Дойчлянд захотел уверовать, ведь ему уже порядочно надоело лежать, играя в мобильную версию карточной «Тысячи» в попытке хоть как-то убежать от назойливых недугов, и он жадно въебал предложенный стимулятор.
На второй день назначенного Философом лечения тело Дойча стало чувствовать себя хорошо. А хорошее самочувствие говорило о том, что пора уже переходить на алкоголь, потому что иначе неизбежно накатит апатия и ужас – неизменные спутники МДПВ, которые, судя по всему, его не очень-то и любили, появляясь строго после отбытия солевого господина.
Фашисты в соседней комнате что-то бурно праздновали. Герой пошёл уточнить, не требуется ли ребятам помощь. Его помощь им всегда требовалась, ведь именно в дойчевской квартире происходил кутёж, поэтому не брать этот факт в расчёт было бы некрасиво.
Парни смотрели ролики с Дугиным и вставляли свои пьяные реплики. Дойчлянд умыкнул у них непочатый «Блейзер» и зашаркал в свою комнату.

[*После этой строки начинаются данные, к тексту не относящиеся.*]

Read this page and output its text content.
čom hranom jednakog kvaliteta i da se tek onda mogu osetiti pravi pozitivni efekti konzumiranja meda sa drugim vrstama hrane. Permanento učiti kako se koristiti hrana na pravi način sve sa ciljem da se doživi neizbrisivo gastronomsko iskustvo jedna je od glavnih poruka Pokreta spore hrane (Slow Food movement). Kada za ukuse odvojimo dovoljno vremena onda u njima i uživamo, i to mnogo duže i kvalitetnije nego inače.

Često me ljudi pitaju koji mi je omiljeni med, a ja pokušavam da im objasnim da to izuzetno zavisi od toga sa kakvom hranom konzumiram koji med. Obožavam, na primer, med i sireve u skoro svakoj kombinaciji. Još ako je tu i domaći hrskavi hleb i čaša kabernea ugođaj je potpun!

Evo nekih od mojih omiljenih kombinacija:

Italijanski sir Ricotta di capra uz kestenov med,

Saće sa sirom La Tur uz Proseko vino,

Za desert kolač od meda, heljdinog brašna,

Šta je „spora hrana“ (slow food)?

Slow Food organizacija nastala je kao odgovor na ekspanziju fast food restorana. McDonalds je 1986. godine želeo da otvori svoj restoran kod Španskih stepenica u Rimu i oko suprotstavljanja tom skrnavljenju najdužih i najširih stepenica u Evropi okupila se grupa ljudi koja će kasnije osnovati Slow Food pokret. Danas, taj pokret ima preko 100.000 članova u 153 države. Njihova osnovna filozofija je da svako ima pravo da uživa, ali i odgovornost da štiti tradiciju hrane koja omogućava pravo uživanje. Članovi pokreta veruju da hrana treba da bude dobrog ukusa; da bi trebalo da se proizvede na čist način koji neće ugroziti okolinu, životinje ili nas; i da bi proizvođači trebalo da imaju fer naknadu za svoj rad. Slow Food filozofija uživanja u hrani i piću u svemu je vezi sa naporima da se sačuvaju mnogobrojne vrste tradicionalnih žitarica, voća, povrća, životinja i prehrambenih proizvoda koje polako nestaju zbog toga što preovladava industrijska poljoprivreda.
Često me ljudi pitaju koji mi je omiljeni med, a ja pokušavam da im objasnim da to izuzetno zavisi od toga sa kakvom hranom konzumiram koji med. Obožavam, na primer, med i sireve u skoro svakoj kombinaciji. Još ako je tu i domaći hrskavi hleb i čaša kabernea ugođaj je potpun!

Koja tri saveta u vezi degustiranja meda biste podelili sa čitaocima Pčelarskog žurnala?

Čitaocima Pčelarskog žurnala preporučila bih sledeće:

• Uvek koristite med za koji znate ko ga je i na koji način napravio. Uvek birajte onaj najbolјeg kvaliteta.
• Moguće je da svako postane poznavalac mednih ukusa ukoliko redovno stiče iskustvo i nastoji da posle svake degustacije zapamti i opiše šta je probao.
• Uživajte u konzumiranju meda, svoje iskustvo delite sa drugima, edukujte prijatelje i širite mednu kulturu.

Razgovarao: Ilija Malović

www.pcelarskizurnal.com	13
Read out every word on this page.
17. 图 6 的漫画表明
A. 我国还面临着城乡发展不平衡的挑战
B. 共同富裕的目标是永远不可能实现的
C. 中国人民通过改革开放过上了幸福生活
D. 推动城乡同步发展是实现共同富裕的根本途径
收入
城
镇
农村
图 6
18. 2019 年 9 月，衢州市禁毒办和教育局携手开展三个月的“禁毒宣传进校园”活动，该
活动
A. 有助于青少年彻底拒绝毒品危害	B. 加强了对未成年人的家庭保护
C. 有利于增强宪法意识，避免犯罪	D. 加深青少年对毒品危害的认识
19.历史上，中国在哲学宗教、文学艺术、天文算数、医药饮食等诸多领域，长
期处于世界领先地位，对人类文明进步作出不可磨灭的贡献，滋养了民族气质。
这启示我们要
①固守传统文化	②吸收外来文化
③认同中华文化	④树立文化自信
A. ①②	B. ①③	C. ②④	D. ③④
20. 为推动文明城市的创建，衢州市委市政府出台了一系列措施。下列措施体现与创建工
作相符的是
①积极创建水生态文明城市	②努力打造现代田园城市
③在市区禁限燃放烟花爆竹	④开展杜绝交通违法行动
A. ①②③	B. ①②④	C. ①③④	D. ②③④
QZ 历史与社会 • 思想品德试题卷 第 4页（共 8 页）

Солевых буянов видно не было. Однако герой запланировал ввести запрет на любые аналоги МДПВ у себя в квартире, несмотря на чудесное исцеление. Первый и единственный запрет в своём притоне.
Вторая неделя августа
В Санкт-Петербурге выдались неожиданно тёплые деньки. И вроде бы даже в личной жизни героя стало теплеть. Точнее, он изолировал себя от личной жизни, планомерно напиваясь. Алиса в это время тусовалась с соседями, практикуясь в многодневном бодрствовании. В этом ей помогали амфетамин и мефедрон. Все перечисленные обстоятельства способствовали перемирию.

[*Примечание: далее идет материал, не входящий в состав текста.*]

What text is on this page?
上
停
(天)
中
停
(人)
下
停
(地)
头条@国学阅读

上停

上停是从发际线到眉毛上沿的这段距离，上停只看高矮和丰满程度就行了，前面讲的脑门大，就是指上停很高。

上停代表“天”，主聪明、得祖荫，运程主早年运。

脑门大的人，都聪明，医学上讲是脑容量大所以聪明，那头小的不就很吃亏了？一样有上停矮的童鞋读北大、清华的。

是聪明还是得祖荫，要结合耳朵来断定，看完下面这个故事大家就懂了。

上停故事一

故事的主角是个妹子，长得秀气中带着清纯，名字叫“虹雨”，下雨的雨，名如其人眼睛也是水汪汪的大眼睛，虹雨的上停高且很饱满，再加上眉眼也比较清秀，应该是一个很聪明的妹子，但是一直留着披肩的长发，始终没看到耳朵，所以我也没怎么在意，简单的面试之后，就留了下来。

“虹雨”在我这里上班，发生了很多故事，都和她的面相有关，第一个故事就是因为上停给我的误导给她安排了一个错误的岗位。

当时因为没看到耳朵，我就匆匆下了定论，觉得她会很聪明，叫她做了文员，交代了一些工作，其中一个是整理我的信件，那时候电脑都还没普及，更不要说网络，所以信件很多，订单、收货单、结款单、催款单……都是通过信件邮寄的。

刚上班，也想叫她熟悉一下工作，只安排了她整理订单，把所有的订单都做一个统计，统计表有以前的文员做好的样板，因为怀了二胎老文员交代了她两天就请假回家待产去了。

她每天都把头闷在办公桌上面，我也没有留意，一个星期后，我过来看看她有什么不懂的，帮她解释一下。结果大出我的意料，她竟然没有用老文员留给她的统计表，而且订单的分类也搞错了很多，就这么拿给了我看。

Когда к Дойчу заглянул Миро, пришлось пить ещё больше. Сначала потому, что цыган явился не с пустыми руками, а потом уже особых причин и не требовалось.

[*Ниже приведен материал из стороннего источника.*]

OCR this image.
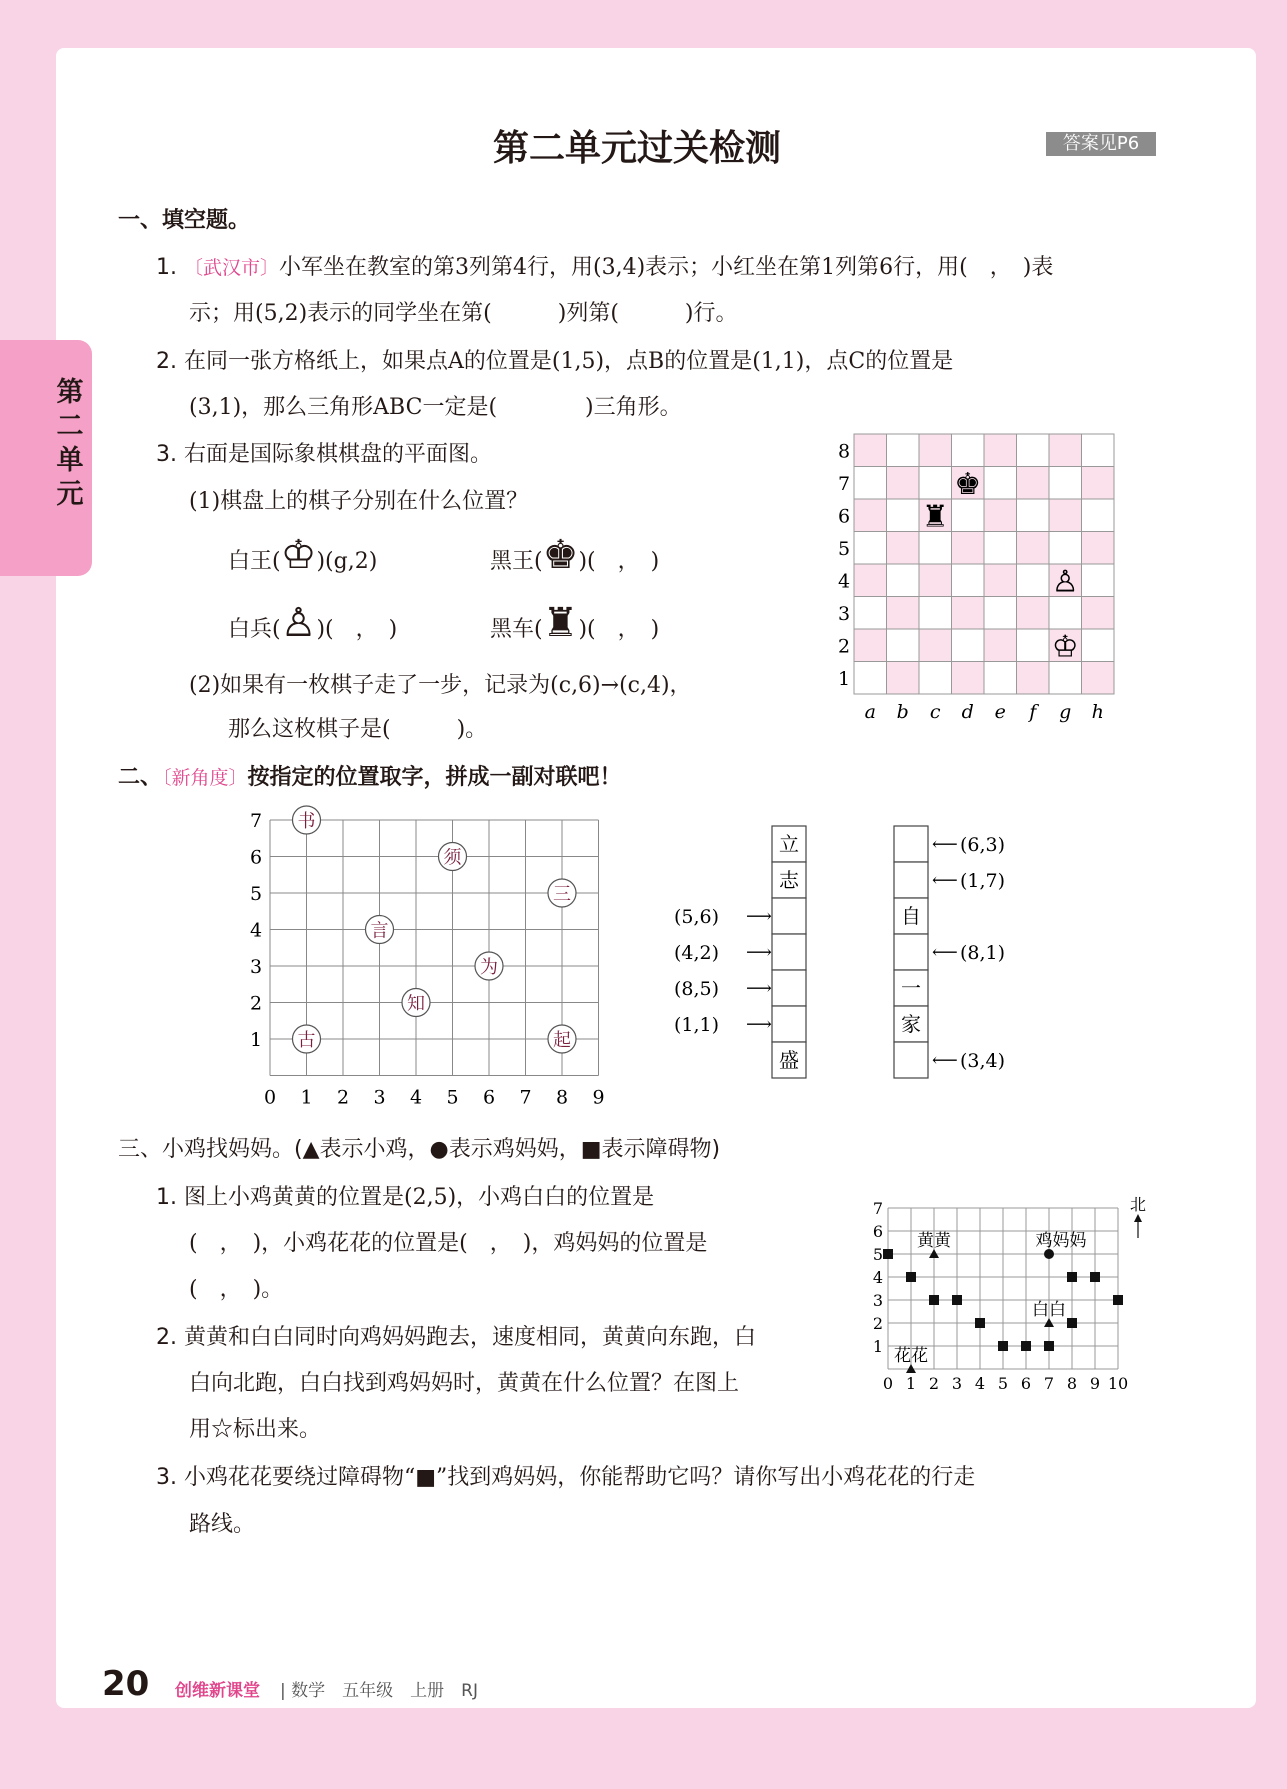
第二单元
第二单元过关检测	答案见P6
一、填空题。
1. 〔武汉市〕小军坐在教室的第3列第4行，用(3,4)表示；小红坐在第1列第6行，用(　，　)表
示；用(5,2)表示的同学坐在第(　　　)列第(　　　)行。
2. 在同一张方格纸上，如果点A的位置是(1,5)，点B的位置是(1,1)，点C的位置是
(3,1)，那么三角形ABC一定是(　　　　)三角形。
3. 右面是国际象棋棋盘的平面图。
(1)棋盘上的棋子分别在什么位置？
白王(♔)(g,2)	黑王(♚)(　，　)
白兵(♙)(　，　)	黑车(♜)(　，　)
(2)如果有一枚棋子走了一步，记录为(c,6)→(c,4)，
那么这枚棋子是(　　　)。
1
2
3
4
5
6
7
8
a b c d e f g h
♔
♚
♙
♜
二、〔新角度〕按指定的位置取字，拼成一副对联吧！
0 1 2 3 4 5 6 7 8 9
1
2
3
4
5
6
7 书
须
三
言
为
知
古	起
立
志
盛
(5,6) ⟶
(4,2) ⟶
(8,5) ⟶
(1,1) ⟶
自
一
家
⟵ (6,3)
⟵ (1,7)
⟵ (8,1)
⟵ (3,4)
三、小鸡找妈妈。(▲表示小鸡，●表示鸡妈妈，■表示障碍物)
1. 图上小鸡黄黄的位置是(2,5)，小鸡白白的位置是
(　，　)，小鸡花花的位置是(　，　)，鸡妈妈的位置是
(　，　)。
2. 黄黄和白白同时向鸡妈妈跑去，速度相同，黄黄向东跑，白
白向北跑，白白找到鸡妈妈时，黄黄在什么位置？在图上
用☆标出来。
3. 小鸡花花要绕过障碍物“■”找到鸡妈妈，你能帮助它吗？请你写出小鸡花花的行走
路线。
0 1 2 3 4 5 6 7 8 9 10
1
2
3
4
5
6
7
黄黄
白白
花花
鸡妈妈
北
20 创维新课堂 | 数学　五年级　上册　RJ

Вместе с человеческим обликом, алкоголь обычно забирал и социофобию Дойчлянда. Ребята пошли проведать Алису и остальных друзей.
— Угораздило же меня, Миро, связаться с такой наркоманкой… — произнёс при всех некрасивую фразу Дойч.
— Да… — не успел закончить цыган.
— Что же вы за гондоны оба! — гневно прервала его Алиса. — Вы себя-то видели, свиньи синие?!
— Видишь, Миро, что скорость с людьми делает? На честных, блядь, людей нападает, — с трудом ворочая языком, стал огрызаться Дойчлянд.
— Честные, блядь? Один блядун, другой пидорас. Где тут честь хоть какая-то? — возмутилась девушка.
— Но… — начал Миро.
— Да идите к чёрту, надоели! — Алиса встала с кровати и нетвёрдо пошла к выходу.
— Зачем девушку обидели, черти? — не поднимаясь с пола, стал заступаться Могила.
— Бля, а правда… Зачем обидели, Миро? — расстроено спросил Дойч.
— Э-э-эм, я даже рот не успел открыть… — запечатлел в словах правду цыган.
— Блядь, ну что я за мудак?.. — поинтересовался незнамо у кого герой.
— Мудак или не мудак – это, брат, хуй на трезвую разберёшь. Накатим-ка! — скомандовал Ефрейтор, ставя на паузу очередную лекцию о традиционализме.
И они накатили. Ведь, в сущности, кто такой мудак? Ежели с одного бока смотреть, то на другом боку все мудаки обязательно. И тут если логику включать, то крути хоть так эту мысль, хоть эдак, всех и оправдать можно, и очернить. Но если человек напился, то в дело вступает совесть или ещё какие-то христианские штучки. Не у всех, конечно, а у Дойчлянда. Бесконечная вариативность бытия заменяется в его голове на одну неприятную, но вполне чёткую мысль, лишённую противоречий, – «мудак – я».
Тяжкие думы прервал телефонный звонок. Гудело у Дойча.
— Да… — нерешительно начал он, отвечая незнакомому номеру.